Как же должен был я в этом случае поступить? Имел ли я право воспользоваться этими письмами, — ведь самые близкие из моих друзей никогда не открывались передо мной с такой искренностью и полнотой?
Я мог бы придумать занимательную историю о том, как попали ко мне эти письма. Более того, я начал писать ее. Склонность к странностям и неожиданностям, так долго украшавшая мою жизнь, снова пригодилась бы, и читатель, может быть, поверил бы этой истории, если бы она была написана достоверно. Но впервые в жизни захотелось отстранить или даже забыть свою любимую склонность. Что-то ложное почудилось в самой попытке подтвердить подлинность этих писем событиями, созданными воображением.

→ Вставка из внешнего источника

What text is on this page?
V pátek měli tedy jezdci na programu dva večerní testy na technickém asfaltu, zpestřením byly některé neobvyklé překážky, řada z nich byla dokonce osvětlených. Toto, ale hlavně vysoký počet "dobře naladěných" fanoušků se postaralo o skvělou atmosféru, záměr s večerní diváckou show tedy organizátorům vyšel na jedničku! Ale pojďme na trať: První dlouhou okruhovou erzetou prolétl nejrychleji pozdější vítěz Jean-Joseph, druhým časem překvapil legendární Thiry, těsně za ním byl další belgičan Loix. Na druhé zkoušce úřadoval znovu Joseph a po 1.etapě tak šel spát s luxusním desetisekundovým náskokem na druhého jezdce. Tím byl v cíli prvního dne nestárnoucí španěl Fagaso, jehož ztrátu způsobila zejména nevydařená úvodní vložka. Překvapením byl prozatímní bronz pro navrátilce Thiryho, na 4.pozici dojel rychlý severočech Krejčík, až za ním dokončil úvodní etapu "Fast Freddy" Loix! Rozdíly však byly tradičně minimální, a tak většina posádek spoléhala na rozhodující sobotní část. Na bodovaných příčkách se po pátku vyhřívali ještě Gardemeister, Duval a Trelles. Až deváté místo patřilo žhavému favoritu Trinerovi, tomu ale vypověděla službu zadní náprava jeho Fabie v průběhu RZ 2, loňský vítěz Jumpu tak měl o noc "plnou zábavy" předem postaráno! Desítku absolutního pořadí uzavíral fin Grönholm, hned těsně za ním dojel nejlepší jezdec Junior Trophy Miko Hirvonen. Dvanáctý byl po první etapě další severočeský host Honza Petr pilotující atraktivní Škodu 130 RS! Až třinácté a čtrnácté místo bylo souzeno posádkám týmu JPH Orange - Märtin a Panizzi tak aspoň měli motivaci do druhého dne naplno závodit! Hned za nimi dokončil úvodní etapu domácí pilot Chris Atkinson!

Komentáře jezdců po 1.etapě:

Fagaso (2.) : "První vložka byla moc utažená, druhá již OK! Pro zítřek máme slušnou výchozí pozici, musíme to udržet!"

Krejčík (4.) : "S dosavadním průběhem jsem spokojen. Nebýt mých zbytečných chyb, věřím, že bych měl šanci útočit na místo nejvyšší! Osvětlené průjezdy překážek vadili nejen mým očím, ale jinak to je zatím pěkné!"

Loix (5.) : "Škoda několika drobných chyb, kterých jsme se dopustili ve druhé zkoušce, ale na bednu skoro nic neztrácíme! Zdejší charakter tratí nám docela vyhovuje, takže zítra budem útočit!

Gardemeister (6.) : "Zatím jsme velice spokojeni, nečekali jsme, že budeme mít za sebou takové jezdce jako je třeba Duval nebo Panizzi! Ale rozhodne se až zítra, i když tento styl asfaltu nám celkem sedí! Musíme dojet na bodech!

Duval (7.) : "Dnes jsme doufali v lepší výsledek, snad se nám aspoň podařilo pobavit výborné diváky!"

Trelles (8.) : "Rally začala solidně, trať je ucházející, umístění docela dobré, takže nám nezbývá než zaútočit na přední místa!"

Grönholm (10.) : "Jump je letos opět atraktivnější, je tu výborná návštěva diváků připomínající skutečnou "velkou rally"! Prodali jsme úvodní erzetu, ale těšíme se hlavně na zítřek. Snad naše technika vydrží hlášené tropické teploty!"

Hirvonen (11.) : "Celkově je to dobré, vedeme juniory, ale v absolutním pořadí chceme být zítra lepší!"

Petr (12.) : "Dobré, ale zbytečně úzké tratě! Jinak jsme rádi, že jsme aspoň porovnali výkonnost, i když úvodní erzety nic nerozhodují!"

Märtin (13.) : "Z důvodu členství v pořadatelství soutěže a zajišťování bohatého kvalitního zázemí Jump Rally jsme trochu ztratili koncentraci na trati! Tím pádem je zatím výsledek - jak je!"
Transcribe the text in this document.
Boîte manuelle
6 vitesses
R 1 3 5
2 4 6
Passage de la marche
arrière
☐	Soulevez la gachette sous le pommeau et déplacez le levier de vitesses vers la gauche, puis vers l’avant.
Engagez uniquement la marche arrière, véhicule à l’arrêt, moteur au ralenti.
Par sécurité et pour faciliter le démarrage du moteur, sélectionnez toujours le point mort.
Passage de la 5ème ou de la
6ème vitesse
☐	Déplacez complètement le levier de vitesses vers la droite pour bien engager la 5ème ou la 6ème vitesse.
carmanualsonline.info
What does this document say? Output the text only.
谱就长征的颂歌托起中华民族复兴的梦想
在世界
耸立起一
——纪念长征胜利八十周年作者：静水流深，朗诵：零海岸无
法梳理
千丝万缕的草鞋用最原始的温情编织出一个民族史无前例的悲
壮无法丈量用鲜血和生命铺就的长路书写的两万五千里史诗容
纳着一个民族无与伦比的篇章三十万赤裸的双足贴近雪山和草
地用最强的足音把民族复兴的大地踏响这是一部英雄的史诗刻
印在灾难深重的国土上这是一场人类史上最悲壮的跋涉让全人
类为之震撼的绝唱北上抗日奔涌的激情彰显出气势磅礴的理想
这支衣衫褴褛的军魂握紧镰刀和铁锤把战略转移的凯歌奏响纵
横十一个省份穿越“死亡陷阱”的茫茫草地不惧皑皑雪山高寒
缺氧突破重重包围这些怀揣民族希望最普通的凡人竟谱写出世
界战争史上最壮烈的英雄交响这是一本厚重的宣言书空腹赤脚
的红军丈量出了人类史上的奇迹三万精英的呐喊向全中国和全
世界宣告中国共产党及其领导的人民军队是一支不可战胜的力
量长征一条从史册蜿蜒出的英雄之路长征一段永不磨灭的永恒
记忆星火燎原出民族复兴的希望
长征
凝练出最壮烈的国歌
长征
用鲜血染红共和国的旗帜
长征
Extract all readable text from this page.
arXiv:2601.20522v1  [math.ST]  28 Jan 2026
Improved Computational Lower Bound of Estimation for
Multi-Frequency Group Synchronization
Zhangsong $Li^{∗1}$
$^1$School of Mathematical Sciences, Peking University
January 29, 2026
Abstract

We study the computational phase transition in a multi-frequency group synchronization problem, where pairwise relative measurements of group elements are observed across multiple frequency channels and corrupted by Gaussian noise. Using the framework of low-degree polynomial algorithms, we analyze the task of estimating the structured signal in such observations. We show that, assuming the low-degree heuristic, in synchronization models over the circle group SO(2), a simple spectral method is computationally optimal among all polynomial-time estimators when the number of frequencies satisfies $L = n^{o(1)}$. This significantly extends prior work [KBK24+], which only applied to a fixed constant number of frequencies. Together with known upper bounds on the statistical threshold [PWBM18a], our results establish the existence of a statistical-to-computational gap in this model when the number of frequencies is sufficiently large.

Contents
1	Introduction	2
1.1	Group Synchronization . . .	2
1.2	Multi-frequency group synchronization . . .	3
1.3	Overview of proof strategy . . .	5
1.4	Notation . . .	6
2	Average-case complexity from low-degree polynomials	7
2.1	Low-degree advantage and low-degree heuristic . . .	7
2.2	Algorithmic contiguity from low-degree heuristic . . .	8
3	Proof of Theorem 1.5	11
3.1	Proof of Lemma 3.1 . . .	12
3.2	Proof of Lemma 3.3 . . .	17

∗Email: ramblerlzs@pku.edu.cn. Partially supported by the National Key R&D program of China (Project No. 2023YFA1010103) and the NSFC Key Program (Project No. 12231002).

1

Прежде всего я должен был, без сомнения, узнать, жива ли будущая «Лиза Тураева». Удалось найти в Москве людей, которые некогда знали ее, а через них — ее парижских знакомых. Седьмого февраля 1967 года я получил письмо от ее соседки — грустное письмо, в котором бегло (и неточно) была рассказана жизнь моей героини. Упоминалось о том, что она умерла весной 1938 или 1939 года. В этом письме были и другие, драгоценные строчки: «У нас в комнате висят три ее вещи: мой портрет маслом, натюрморт — пионы и акварель — скалы на Корсике».
Я не мог написать роман о художнице, не зная ее картин.
Идя по следам «Лизы Тураевой» изо дня в день, из месяца в месяц, я сам как бы невольно становился ею. На столе появились книги, и в частности, о византийском искусстве, которым занималась моя героиня. Я вспомнил, что образ Византии впервые возник передо мной очень давно, в начале двадцатых годов, когда я был студентом Ленинградского университета. Фотографии ранних работ «Лизы» сохранились у Р. — она присылала ему и оригинальные рисунки, среди которых есть несколько превосходных. Я попросил его показать все, что у него сохранилось. Он приехал — и это была совсем другая встреча, убедившая меня в том, что я уже работаю над романом, хотя не написал еще ни одной строчки. Теперь ни я, ни, кажется, он не чувствовали неловкости вмешательства в чужую жизнь. Теперь я не только узнал свою будущую героиню, я полюбил ее. Читая ее письма, я уже не мог размышлять над ними, как прежде, с холодностью профессионала. Впервые с такой вещественностью я понял знаменитую фразу Флобера: «Эмма — это я».